Theatre students modernize Greek classic ‘Medea’

Lifestyle Reporter

Texas State’s Department of Theatre and Dance performed “Medea,” a modernized version of Euripedes’ Greek tragedy, in the black box theatre March 5-7.

The play, directed by Amelia Bahr, graduate student, follows Medea’s vendetta against Jason, her ex-husband. 

Bahr has over 30 years of theatre experience, but she had never directed a Greek play.

“I used to not be a big fan of Greek plays, but tonight that has completely changed,” said Terrence Folker, audience member. “It was modernized enough to where I wasn’t falling asleep in my seat, but it also had the genuine Greek elements as well.”

Bahr read over 15 different renditions of “Medea” during the summer until she settled on the Frederic Raphael and Kenneth McCuish rendition.

“I was looking for one that still had the beauty of the image but wasn't quite as difficult for my audience to understand and for my cast to tackle because I knew I was going to be doing a modern rendition of it,” Bahr said.

The chorus was one of the Greek elements incorporated into the modern rendition of “Medea.” Bahr said in the ancient Greek plays the chorus not only sang and danced but also spoke.

“It has a lot of music and some dancing that has been added back to the script, so we played around with that a lot,” Bahr said. “We did a lot of playing with the chorus work and had a lot of fun."

Folker said the cast of “Medea” captured the emotions of the characters and portrayed them powerfully to the audience.

“The cast was amazing,” Folker said. “There was not a single moment where I was not memorized, especially at the very end when Jason starts to have his meltdown. That was so strong.”

Grayson Yockey, musical theater sophomore, played the role of Jason. Yockey described how he related to the naivety of his character.

“He’s a lovable fool in that sense, and I’d like to think I’m a little smarter than he is, but he’s very kind and just looking out for the good of the people,” Yockey said.
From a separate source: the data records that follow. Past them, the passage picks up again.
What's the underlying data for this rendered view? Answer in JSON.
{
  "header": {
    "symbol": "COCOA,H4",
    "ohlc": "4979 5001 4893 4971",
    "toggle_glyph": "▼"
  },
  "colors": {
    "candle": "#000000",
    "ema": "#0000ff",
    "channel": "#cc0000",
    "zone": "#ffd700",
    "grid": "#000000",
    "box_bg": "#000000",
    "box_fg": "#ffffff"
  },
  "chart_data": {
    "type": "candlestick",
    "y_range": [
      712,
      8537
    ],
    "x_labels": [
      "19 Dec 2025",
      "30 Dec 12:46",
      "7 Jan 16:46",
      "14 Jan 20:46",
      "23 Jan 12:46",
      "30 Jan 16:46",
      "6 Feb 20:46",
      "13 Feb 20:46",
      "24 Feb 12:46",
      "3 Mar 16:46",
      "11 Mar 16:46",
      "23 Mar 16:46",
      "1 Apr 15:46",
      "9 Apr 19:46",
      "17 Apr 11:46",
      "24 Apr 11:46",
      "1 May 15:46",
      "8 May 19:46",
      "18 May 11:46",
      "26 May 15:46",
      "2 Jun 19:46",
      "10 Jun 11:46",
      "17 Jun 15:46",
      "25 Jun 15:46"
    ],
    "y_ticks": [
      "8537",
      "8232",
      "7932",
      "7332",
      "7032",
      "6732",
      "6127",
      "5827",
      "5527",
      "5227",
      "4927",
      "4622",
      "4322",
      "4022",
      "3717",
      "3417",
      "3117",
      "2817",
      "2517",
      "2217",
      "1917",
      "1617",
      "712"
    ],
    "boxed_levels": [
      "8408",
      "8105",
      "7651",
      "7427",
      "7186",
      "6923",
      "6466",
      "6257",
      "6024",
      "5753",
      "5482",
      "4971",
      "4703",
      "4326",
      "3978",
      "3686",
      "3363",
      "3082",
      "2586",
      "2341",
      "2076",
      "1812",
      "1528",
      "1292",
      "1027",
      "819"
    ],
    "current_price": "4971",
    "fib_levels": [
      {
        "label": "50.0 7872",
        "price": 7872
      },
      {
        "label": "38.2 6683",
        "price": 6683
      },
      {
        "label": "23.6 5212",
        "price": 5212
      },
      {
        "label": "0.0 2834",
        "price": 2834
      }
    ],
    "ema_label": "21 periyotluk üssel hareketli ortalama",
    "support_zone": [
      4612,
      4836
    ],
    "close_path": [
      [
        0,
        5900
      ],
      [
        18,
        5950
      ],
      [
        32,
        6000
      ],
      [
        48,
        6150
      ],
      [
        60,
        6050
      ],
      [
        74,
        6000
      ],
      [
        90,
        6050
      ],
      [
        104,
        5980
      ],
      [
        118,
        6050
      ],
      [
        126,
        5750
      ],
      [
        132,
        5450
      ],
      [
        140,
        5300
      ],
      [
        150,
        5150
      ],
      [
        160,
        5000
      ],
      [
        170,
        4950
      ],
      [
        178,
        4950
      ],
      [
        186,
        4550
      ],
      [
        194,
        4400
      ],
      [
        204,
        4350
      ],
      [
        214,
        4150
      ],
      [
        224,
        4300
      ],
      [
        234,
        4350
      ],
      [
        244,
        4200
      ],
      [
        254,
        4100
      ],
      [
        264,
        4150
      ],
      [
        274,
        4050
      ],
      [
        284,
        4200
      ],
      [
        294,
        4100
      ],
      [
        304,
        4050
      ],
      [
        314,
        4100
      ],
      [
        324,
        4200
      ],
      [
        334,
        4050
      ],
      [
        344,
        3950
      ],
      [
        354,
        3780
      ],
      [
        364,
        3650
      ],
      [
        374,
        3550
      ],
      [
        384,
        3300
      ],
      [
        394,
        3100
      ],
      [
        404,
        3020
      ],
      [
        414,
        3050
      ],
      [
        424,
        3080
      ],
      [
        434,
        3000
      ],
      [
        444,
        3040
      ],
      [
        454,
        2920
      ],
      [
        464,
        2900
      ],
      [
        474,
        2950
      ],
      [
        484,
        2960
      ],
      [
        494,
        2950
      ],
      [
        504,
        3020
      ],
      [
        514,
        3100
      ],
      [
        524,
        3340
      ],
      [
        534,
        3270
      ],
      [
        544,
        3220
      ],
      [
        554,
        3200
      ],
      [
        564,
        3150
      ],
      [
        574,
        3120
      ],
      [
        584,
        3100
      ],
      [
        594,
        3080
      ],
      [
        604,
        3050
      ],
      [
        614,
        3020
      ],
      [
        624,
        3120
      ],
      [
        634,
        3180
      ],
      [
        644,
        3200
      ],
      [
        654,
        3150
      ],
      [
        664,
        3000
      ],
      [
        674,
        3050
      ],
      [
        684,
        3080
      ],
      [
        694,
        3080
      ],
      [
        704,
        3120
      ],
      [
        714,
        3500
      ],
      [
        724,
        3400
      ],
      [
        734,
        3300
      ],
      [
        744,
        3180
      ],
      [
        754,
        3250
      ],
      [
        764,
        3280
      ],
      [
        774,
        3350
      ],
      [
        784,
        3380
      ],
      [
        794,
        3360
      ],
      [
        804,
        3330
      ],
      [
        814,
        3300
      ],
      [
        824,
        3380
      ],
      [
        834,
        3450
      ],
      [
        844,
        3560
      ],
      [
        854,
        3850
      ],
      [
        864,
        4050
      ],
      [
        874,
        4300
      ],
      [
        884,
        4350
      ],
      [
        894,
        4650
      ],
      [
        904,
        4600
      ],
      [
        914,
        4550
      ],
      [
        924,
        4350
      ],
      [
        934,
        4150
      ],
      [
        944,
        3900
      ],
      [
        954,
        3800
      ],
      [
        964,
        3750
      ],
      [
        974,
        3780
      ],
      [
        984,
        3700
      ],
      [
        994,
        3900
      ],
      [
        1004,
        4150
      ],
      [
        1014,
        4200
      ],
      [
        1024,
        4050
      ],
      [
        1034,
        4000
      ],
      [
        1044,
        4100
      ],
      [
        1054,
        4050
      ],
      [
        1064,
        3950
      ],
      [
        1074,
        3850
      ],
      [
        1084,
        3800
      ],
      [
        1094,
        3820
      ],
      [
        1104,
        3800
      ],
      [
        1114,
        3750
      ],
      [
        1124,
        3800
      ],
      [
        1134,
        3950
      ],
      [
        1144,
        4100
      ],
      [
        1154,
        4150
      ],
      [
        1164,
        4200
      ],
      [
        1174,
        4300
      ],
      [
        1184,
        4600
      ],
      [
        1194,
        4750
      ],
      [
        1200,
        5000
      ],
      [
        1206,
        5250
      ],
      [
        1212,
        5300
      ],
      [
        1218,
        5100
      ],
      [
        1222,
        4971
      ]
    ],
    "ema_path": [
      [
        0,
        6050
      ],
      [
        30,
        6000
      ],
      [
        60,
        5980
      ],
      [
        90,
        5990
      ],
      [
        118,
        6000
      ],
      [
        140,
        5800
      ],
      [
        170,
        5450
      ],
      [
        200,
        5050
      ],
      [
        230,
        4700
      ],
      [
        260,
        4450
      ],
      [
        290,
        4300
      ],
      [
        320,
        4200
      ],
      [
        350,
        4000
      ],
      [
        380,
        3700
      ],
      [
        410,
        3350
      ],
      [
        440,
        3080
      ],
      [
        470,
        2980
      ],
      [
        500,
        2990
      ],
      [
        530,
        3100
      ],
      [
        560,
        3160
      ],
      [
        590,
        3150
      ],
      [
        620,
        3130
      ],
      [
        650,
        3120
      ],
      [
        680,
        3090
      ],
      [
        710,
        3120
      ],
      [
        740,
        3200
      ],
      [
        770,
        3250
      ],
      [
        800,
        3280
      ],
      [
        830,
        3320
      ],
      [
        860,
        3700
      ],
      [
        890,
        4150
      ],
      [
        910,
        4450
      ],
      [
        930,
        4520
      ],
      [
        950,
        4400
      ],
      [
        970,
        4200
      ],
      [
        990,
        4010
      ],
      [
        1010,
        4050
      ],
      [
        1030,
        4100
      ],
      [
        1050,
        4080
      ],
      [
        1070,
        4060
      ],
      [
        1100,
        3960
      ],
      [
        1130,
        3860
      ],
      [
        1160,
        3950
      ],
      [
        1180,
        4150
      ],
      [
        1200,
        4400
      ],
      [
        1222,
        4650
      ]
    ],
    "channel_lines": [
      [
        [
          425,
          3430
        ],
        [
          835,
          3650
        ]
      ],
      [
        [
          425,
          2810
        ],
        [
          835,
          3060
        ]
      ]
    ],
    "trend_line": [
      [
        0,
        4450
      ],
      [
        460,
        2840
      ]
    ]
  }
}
The show was performed in the black box theatre, a small show hall with a flat stage surrounded by the audience on all sides except for the back. This fostered an intimate conection between the audience and performers.

“I was sitting in the front row, and let me tell you, it was intense,” said Anna Joel, musical theatre junior. “There were a couple of times where I almost felt myself getting just as mad as Medea was, to be honest, because I could just feel her pain so bad.”

The small space meant the set was kept minimal. However, that did not limit the creativity of the actors and director, who brought the elements of ancient Greece alive.

“I loved the set,” Folker said. “It wasn’t what I was expecting, and the background music that was chosen to be played went really well too.”

Bahr said she hopes her audience will leave with a greater understanding of how to treat people and will consider the actions of the ancient Greeks when they deal with others.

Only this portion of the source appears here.